とジュラは言った。キディは笑って訊ねる。


「秘密の部屋?」

「いーや、暗室」


 ああ、とキディはうなづく。それでは当然だろう。

 キッチンのついた部屋には、壁に作りつけの本棚があった。すごいなあ、とキディはそれを見て思う。まるで本屋の様だ、と。

 この時代、地域によっては、ムジカのようにデータが全て電子化され、それが喜ばれているところもあるが、このレーゲンボーゲン星域においては、紙に印刷されたものが未だに主流だった。

 それは何百年経とうが、結局変わらないものらしい。

 場合によっては、どんな情報ソフトより、人間が直接紙を開いて必要な情報を探すことが早いこともあるのだ。

 それに加えレーゲンボーゲンの場合、居住区域である大陸以外は、全てが資源用地である。北部の居住に適さない地域には、紙の資源である木材が豊富なのだ。


「それで、ジュラが写真を撮ってるってのは、ここにあるの?」

「ああ、そこの棚」


 へ、とキディは指された棚を見て、声を上げた。

 ちょっと、なんてものじゃない。

 確かに棚の一角に過ぎないかもしれない。だけど、高い天井に続くその本棚の、何段にも渡る空間を、ぎっしりと雑誌が埋め尽くしている。


「これ全部?」

「これでも結構捨てたんだがなあ」   


 これでも、とあっさりジュラは言う。とすると、一体元はどれだけあったんだ、とキディは口をゆがめた。


「見てもいい?」

「どうぞ。そのために来たんだろ?」


 言われてキディははっとする。そういえば、そうだったのだ。

 また忘れてた、と彼は唇を噛む。


 時々、記憶が飛んだり混乱する。

 それは誰にでもあることだ、と友人のドクトルKは彼に言ったことがある。ただ自分の場合、少しその度合いが強いだけだ、と。

 それほど日常生活に支障をきたす訳ではない。ただ、しまったもののありかを忘れて探しているうちに、何を探しているか忘れて、広げた物の中で呆然としてしまうことがしばしばあるだけだった。

 相棒はまたいつものことか、と今では驚きもしない。だが当初はその様子を見て、あまりいい傾向ではない、という顔をしたものだった。

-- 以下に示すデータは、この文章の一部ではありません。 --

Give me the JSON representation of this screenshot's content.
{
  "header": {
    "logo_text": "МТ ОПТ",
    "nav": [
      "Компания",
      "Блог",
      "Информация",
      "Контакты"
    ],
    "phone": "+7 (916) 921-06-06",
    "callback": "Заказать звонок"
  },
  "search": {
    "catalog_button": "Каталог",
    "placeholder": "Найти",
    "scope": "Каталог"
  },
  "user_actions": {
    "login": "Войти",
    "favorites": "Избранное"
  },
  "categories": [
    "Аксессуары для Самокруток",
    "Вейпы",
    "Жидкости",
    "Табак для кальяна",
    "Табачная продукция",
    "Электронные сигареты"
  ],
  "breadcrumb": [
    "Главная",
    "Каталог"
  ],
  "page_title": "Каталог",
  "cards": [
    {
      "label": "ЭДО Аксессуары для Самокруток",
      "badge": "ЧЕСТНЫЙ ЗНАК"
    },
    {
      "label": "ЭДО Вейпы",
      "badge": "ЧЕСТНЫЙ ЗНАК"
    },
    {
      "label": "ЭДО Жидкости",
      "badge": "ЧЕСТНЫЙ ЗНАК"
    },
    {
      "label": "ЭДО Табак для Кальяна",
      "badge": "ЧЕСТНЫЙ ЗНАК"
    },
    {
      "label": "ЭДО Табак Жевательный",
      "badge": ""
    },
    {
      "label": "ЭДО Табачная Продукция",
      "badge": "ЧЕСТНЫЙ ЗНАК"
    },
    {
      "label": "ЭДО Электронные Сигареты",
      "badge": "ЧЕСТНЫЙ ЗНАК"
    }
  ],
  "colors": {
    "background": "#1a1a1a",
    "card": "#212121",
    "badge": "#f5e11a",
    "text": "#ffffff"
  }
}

 立ち並ぶ背表紙に視線を巡らせながら、キディはその中で見知った雑誌はないか、と考える。


「へー…… 『キノ』にも載ってるんだ」

「ああ、それはここに来る前のかな」

「え?」

「いや、『キノ』ったって、星系ごとに違うだろ? 編集は」

「そういうもの?」


 キディの記憶の中にある雑誌「キノ」は、映画雑誌だった。

 千差万別の方法による、「動く画像」に関係する最新情報や、また古典的な映画テーマに関するエッセイだったり、映画を「あえて固定された画像に」置き換えるフォト・ストーリーなどが載せられていた。

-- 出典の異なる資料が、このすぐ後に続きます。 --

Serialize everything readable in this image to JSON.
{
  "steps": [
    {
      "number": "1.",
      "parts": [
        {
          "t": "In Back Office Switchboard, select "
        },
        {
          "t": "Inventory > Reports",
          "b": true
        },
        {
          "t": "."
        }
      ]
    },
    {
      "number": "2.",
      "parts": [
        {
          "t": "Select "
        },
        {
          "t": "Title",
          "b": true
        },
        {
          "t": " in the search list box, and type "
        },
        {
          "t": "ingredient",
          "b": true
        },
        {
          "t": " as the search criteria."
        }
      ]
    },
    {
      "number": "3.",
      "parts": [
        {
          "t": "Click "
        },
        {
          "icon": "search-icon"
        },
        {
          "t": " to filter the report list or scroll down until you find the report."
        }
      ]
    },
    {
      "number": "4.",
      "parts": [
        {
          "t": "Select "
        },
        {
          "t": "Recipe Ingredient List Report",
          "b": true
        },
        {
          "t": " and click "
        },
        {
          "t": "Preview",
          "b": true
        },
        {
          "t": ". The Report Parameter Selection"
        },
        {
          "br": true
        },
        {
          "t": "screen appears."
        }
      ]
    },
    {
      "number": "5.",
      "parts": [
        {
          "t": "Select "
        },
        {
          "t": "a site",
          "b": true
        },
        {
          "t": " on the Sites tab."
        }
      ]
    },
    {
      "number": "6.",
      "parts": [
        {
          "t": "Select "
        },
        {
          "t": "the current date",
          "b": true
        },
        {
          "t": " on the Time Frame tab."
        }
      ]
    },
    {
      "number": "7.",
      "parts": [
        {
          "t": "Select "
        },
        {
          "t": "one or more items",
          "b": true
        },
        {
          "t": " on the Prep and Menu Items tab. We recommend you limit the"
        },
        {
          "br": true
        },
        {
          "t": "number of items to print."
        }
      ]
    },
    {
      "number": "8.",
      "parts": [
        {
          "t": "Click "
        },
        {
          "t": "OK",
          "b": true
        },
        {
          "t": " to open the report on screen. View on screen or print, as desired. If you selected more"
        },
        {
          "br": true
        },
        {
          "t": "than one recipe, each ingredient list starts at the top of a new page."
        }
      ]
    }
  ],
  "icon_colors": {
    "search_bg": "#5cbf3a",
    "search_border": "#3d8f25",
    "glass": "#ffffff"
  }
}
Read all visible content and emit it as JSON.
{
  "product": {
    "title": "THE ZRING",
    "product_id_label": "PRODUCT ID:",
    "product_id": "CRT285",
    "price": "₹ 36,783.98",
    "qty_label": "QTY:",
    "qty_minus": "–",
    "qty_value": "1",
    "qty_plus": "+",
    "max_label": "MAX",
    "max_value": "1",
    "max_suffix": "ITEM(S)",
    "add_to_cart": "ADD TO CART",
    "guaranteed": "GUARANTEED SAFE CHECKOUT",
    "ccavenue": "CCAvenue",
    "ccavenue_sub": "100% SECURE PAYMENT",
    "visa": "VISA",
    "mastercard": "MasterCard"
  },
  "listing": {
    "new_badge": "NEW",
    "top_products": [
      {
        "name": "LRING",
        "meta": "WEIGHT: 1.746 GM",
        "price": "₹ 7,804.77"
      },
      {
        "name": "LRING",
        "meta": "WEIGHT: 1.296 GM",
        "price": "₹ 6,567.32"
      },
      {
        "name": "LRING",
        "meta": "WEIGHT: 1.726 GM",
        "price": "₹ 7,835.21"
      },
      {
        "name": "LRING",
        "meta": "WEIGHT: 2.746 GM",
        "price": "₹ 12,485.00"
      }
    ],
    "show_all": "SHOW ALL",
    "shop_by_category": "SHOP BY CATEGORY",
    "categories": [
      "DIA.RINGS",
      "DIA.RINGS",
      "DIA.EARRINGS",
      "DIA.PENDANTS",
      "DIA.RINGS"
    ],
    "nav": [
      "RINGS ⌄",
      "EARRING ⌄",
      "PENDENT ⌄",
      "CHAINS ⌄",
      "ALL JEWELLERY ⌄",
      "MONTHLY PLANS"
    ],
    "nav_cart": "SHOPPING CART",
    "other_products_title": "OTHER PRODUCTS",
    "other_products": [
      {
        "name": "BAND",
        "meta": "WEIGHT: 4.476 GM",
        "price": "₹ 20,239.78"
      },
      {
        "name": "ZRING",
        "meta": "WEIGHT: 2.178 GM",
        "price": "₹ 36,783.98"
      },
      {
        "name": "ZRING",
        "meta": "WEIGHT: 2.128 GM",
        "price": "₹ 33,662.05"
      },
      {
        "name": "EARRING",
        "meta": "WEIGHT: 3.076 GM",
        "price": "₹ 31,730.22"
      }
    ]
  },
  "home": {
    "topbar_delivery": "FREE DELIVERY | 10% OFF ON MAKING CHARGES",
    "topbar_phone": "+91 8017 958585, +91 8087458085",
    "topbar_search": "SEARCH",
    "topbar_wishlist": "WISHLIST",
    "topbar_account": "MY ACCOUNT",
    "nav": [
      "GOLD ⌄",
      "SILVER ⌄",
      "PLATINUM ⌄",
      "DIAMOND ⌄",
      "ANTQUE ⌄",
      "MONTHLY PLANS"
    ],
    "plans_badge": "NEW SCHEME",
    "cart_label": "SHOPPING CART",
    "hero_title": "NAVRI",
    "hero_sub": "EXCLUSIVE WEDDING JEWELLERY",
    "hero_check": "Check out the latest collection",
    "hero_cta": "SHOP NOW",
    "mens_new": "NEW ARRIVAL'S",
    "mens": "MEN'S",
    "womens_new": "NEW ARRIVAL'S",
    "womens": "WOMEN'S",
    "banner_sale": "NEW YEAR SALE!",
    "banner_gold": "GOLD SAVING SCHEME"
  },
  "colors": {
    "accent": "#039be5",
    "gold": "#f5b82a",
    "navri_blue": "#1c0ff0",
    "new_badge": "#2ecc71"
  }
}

 キディはその中の一冊をぺらぺらとめくる。そしてへえ、と声を上げた。


「どう?」


 軽い煙草に火を点けながら、ジュラは訪問者に向かって自分の写真の感想を訊ねる。

 キディは雑誌から眼を離さずにうなづく。


「うん、何か、すごい……」


 基本的にはモノクロームなのだろうか。そこにわざとらしい程の着色が後で加えられたような。

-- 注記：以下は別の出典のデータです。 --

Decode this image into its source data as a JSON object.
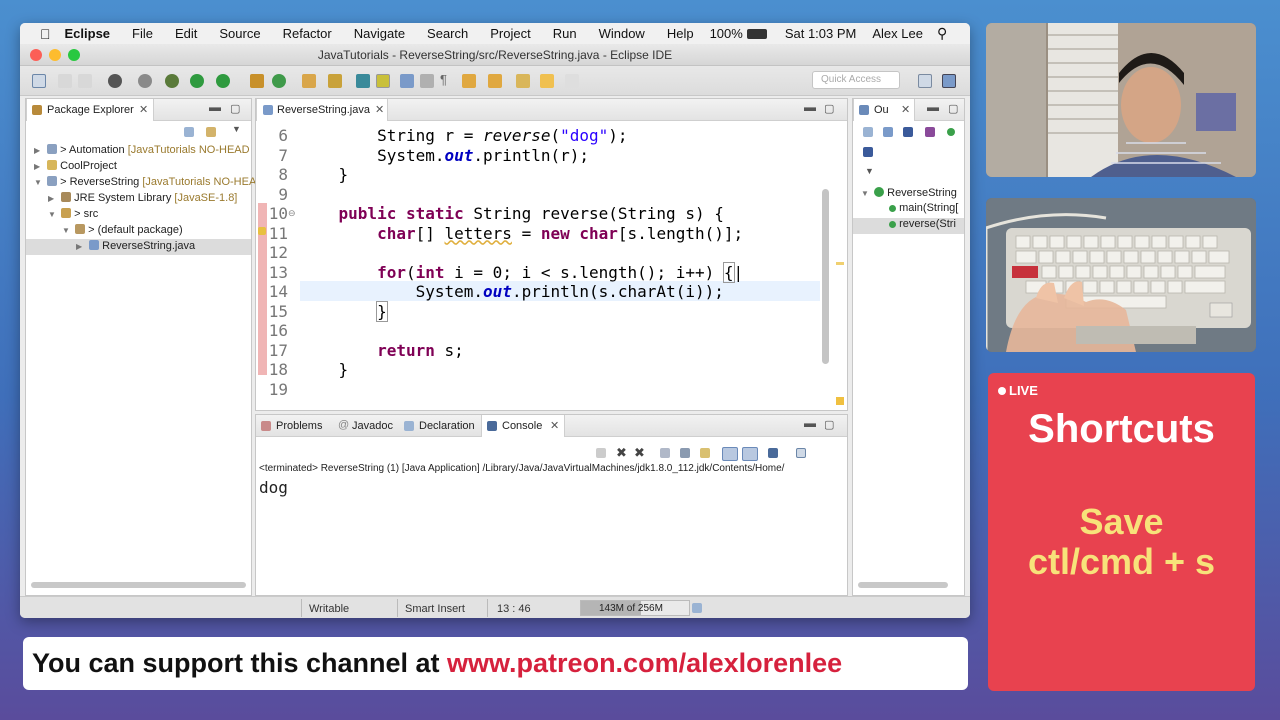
{
  "menubar": {
    "app": "Eclipse",
    "items": [
      "File",
      "Edit",
      "Source",
      "Refactor",
      "Navigate",
      "Search",
      "Project",
      "Run",
      "Window",
      "Help"
    ],
    "battery": "100%",
    "clock": "Sat 1:03 PM",
    "user": "Alex Lee"
  },
  "window": {
    "title": "JavaTutorials - ReverseString/src/ReverseString.java - Eclipse IDE",
    "quick_access_placeholder": "Quick Access"
  },
  "package_explorer": {
    "tab_label": "Package Explorer",
    "tree": [
      {
        "label": "> Automation",
        "decoration": "[JavaTutorials NO-HEAD"
      },
      {
        "label": "CoolProject",
        "decoration": ""
      },
      {
        "label": "> ReverseString",
        "decoration": "[JavaTutorials NO-HEA"
      },
      {
        "label": "JRE System Library",
        "decoration": "[JavaSE-1.8]"
      },
      {
        "label": "> src",
        "decoration": ""
      },
      {
        "label": "> (default package)",
        "decoration": ""
      },
      {
        "label": "ReverseString.java",
        "decoration": ""
      }
    ]
  },
  "editor": {
    "tab_label": "ReverseString.java",
    "line_numbers": [
      "6",
      "7",
      "8",
      "9",
      "10",
      "11",
      "12",
      "13",
      "14",
      "15",
      "16",
      "17",
      "18",
      "19"
    ]
  },
  "outline": {
    "tab_label": "Ou",
    "class_name": "ReverseString",
    "methods": [
      "main(String[",
      "reverse(Stri"
    ]
  },
  "bottom_tabs": {
    "problems": "Problems",
    "javadoc": "Javadoc",
    "declaration": "Declaration",
    "console": "Console"
  },
  "console": {
    "header": "<terminated> ReverseString (1) [Java Application] /Library/Java/JavaVirtualMachines/jdk1.8.0_112.jdk/Contents/Home/",
    "output": "dog"
  },
  "status": {
    "writable": "Writable",
    "insert_mode": "Smart Insert",
    "position": "13 : 46",
    "memory": "143M of 256M",
    "memory_used_fraction": 0.56
  },
  "overlay": {
    "live_label": "LIVE",
    "title": "Shortcuts",
    "action": "Save",
    "keys": "ctl/cmd + s"
  },
  "banner": {
    "text": "You can support this channel at ",
    "link": "www.patreon.com/alexlorenlee"
  },
  "colors": {
    "card": "#e8424f",
    "shortcut_yellow": "#f7e27a",
    "link_red": "#d6213d"
  }
}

 しかも画面はいつも何処かぶれている。いや、ぶれている、のではなく、動いている光そのものをとらえている、と言ってもいい。

 写真の風景は主に夜だった。


「それはさ、六年前の。知ってるかい? 『空には月 分ける太陽』」

「六年前?」


 キディは頭の中で計算する。六年前、自分は……


「あ、俺その映画、知らない」

「知らないかなあ? かなり有名だよ? 製作はハリゴジャ星系だったけど、帝都付近のそのテの雑誌にも結構取り上げられたし、キネマハウスでも上映されたし」

「んー、でも俺、あまりキョーミなかったかもしれないから」


 わざと軽く、キディは返してみる。六年前では、自分には縁がなかったろう。冬の惑星にいたのだ。その六年前から、彼の記憶は始まっているのだし。

 その時今の相棒が既にそこに居たのかどうかは判らない。

 それからの六年は、良くも悪くも、自分が周囲の中で「子供」で「子猫」だった。生きてくために。それだけ。

 映画のことなど、考える余裕も無かった。


「今見られるものなら、たくさんの映画を見たいなあ」

「映画だけ?」

「え?」


 ジュラはその問いには答えずに、落ちてくる前髪をかきあげると、くわえ煙草のまま、キッチンの方へ歩き出した。ばこん、と冷蔵庫を開ける音がする。


「何か呑む? それとも、何か食う?」

「あ、別に俺は」

「泊まってくんだろ?」


 あっさりと言われて、キディは戸惑った。だがそのつもりであったことは間違いない。一人になる部屋には帰りたくないから、誘いに乗ったのだ。キディはうなづいた。


「何があるの?」

「まあ色々。ビールにワインに林檎酒に。ミルクやコーヒーも出せるよ」

「色々……」


 ぱたん、と雑誌を閉じて足元に置くと、彼はキッチンへと近づいていく。

 部屋の一角に作られたそこは、男の一人暮らしにしては、ずいぶんと片づいていた。几帳面な性格なのか、それとも普段きちんとしておく誰かが居るのか、それは判らない。

 ただ冷蔵庫から出したミルクの日付は新しかった。


「カフェオレ、もらえる?」

「ミルクでなくていいの?」


 くく、と相手は笑う。


「真っ黒なコーヒー呑めるほど俺は歳くってないの」


 ぬかせ、とジュラは今度は本格的に笑った。